Councillor Ellacott said that he was keen to refute rumours that have been generated at the mosque, particularly when money is being collected for the project, that the borough council would be giving them land on which to build the mosque. He said: “The council cannot give land away . . . we cannot give them land, just as we wouldn’t give land to a church or a school.”
Reactions vary.

Councillor Mearns said: “Their big plan fits in with us because we like people with inspiration.”

On Friday, a peaceful protest is going to be held by some members of the Muslim community outside the RIC, in objection to alleged managerial decisions to ban some children from the mosque.

 
What I want to know is where all the money is coming from. When an ancient and historic church needs repair we see the fund raising jumble sales and whist drives featured in the local paper. I know that Muslims will give generously to their Mosque but we are constantly told that they are poor, unemployed, low paid and marginalised. So they may be generous, but their means are limited, or so we are told, and the widow’s mite will not buy a very tall minaret. 
As a Muslim woman from Redhill said

having such a big mosque in an area like Redhill would make someone like me, a Muslim, think twice about living in Redhill. If I wanted such a big mosque near me, I would live in Saudi Arabia.”
 
It must be coming from abroad. Hot country, two words, initials SA.  Yes, the Muslims of Shropshire have got the idea. For their new £1.5 million mosque which they want to build in Wellington’s former TAHQ (and planned to look like a North African castle) they plan to ask 

. . . the local community for cash, then the Muslim Council of Britain, Islamic Aid and Muslim Aid.

They also plan to approach international bodies based in Saudi Arabia and Kuwait which set aside funding to help build mosques throughout the world.

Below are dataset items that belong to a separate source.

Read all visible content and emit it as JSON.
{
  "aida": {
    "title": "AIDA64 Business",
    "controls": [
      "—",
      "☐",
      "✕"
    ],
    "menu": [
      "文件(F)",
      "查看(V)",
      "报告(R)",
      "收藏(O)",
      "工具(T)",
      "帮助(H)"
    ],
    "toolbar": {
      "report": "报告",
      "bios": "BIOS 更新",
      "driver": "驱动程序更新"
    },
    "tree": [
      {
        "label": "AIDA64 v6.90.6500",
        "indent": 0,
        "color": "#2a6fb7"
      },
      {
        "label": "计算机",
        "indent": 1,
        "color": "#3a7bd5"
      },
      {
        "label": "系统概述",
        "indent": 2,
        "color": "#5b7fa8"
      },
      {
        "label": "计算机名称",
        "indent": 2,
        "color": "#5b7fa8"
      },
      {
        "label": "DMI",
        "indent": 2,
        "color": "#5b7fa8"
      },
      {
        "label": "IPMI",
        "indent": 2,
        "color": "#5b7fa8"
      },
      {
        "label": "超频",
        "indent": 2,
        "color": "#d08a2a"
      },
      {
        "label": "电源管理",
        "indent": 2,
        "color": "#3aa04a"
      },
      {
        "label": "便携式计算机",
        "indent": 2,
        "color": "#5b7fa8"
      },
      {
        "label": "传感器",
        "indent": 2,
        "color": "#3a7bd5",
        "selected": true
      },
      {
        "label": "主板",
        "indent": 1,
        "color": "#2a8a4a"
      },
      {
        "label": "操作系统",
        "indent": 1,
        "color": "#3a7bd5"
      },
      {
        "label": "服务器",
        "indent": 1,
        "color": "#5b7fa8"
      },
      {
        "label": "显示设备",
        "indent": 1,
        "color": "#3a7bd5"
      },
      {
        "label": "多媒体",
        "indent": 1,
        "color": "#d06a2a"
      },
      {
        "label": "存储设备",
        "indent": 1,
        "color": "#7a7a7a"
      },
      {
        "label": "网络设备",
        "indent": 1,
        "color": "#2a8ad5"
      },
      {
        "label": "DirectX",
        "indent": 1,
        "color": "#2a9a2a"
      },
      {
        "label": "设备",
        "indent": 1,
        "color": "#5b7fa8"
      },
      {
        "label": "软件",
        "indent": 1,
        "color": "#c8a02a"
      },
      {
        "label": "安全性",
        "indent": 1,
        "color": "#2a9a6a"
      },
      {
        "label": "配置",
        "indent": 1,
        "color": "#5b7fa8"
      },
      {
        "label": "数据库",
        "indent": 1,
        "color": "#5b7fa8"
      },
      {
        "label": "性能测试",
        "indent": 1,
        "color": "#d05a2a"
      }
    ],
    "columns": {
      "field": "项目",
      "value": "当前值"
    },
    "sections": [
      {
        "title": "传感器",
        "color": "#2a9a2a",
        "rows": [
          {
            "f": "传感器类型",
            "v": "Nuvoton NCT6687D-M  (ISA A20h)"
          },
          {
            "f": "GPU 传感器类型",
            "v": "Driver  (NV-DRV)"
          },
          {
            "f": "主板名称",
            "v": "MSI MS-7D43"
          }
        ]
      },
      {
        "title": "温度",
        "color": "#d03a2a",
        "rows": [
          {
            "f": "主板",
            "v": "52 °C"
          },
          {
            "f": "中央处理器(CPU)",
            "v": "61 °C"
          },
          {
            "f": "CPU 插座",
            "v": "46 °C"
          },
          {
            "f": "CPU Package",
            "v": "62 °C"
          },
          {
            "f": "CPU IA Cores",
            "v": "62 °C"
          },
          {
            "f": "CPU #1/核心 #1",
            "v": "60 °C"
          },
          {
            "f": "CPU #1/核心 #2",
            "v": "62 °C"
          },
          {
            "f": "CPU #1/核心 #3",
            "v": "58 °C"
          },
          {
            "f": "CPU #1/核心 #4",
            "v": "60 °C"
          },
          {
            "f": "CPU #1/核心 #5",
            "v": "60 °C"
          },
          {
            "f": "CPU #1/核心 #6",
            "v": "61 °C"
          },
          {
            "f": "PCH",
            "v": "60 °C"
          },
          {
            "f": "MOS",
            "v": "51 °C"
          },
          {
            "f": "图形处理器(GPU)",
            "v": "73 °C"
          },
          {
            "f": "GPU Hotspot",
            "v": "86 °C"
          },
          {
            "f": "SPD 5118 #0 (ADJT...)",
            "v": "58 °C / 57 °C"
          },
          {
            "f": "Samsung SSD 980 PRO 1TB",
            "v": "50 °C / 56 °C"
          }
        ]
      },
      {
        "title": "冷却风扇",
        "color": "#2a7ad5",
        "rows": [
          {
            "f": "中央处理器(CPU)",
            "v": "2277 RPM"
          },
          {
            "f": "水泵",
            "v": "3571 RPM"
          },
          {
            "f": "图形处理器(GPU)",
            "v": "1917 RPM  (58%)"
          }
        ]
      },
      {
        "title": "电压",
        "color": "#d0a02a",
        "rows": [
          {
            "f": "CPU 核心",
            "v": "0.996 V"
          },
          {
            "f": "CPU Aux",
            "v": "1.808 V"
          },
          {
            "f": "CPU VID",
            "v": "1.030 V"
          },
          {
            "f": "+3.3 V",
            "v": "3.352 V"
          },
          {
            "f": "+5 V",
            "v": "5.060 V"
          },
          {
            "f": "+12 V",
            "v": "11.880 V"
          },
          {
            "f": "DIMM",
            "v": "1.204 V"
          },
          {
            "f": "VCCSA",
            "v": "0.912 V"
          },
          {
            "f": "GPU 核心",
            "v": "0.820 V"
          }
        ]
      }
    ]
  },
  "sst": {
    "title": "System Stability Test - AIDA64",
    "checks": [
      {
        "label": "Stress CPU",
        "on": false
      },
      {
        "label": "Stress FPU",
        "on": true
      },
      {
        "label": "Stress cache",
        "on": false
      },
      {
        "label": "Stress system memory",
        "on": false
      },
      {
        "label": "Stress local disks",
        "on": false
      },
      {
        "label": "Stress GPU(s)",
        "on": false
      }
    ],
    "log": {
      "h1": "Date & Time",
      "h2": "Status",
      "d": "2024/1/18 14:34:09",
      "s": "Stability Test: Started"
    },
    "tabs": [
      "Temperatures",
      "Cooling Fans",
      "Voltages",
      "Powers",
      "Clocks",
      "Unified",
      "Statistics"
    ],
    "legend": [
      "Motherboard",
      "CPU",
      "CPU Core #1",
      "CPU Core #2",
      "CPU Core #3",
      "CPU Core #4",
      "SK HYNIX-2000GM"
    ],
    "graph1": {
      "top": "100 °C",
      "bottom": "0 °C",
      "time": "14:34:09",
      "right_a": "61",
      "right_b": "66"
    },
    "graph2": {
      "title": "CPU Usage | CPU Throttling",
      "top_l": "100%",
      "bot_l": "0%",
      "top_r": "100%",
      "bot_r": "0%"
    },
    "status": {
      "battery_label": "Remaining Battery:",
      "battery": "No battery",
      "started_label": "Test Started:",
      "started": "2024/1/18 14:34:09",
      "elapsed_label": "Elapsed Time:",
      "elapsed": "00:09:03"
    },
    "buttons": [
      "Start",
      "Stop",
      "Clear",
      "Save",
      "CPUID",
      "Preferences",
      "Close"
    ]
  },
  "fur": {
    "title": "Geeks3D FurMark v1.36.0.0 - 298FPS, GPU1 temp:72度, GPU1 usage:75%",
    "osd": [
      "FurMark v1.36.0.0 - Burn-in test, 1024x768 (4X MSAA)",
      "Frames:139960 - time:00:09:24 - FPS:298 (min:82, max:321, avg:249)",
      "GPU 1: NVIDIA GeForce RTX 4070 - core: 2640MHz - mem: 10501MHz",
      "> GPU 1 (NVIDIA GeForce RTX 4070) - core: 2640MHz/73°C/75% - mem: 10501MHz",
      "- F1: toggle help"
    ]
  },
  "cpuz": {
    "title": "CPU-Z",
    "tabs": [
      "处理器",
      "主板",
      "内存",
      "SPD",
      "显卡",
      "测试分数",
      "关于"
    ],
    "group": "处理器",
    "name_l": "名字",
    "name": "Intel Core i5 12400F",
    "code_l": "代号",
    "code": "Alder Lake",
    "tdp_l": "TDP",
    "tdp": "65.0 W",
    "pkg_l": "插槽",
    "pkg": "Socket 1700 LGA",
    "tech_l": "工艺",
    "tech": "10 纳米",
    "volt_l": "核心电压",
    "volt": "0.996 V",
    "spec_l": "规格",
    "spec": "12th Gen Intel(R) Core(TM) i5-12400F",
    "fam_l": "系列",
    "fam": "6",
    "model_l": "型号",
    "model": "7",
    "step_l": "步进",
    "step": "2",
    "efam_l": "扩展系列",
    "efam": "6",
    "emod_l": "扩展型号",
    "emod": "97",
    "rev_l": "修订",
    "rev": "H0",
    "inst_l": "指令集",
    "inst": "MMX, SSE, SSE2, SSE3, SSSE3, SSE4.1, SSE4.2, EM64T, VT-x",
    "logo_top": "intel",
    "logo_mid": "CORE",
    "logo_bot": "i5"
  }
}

He added they would also be applying to English Heritage and other similar organisations for help with the cost of restoring the 1950s building.

 
And finally, once planning permission is granted for the revised scheme, the rebuilding or new building finally approved and the illegal bits lopped, just when you think you can relax, the next stage is, from the Oxford Mail,

Muslims in East Oxford are asking Oxford city councillors if they can add to the noise of life on Cowley Road by broadcasting a call to prayer.  The Central Mosque in Manzil Way, one of four East Oxford mosques, attracts congregations of up to 700.

Now, the Iman at the mosque, Mohammad Munir Christi, and other trustees, want permission to broadcast the call to prayer from the minaret.

The mosque has expanded since moving from Bath Road five years ago and building work has recently started on the first-floor worship area with the completion of the central cupola.

Sardar Rana, 68, a spokesman for the Central Mosque, said the call would be broadcast three times a day from early next year if permission is granted.

The call to prayer would be made in the central hall and then linked to three speakers in the minaret, which would point in different directions.

“I hope the majority of people would not object to this – I don’t think it would disturb anybody, but I don’t know yet how loud we would be able to broadcast the call.”
The comments suggest that the idea is not universally welcome locally.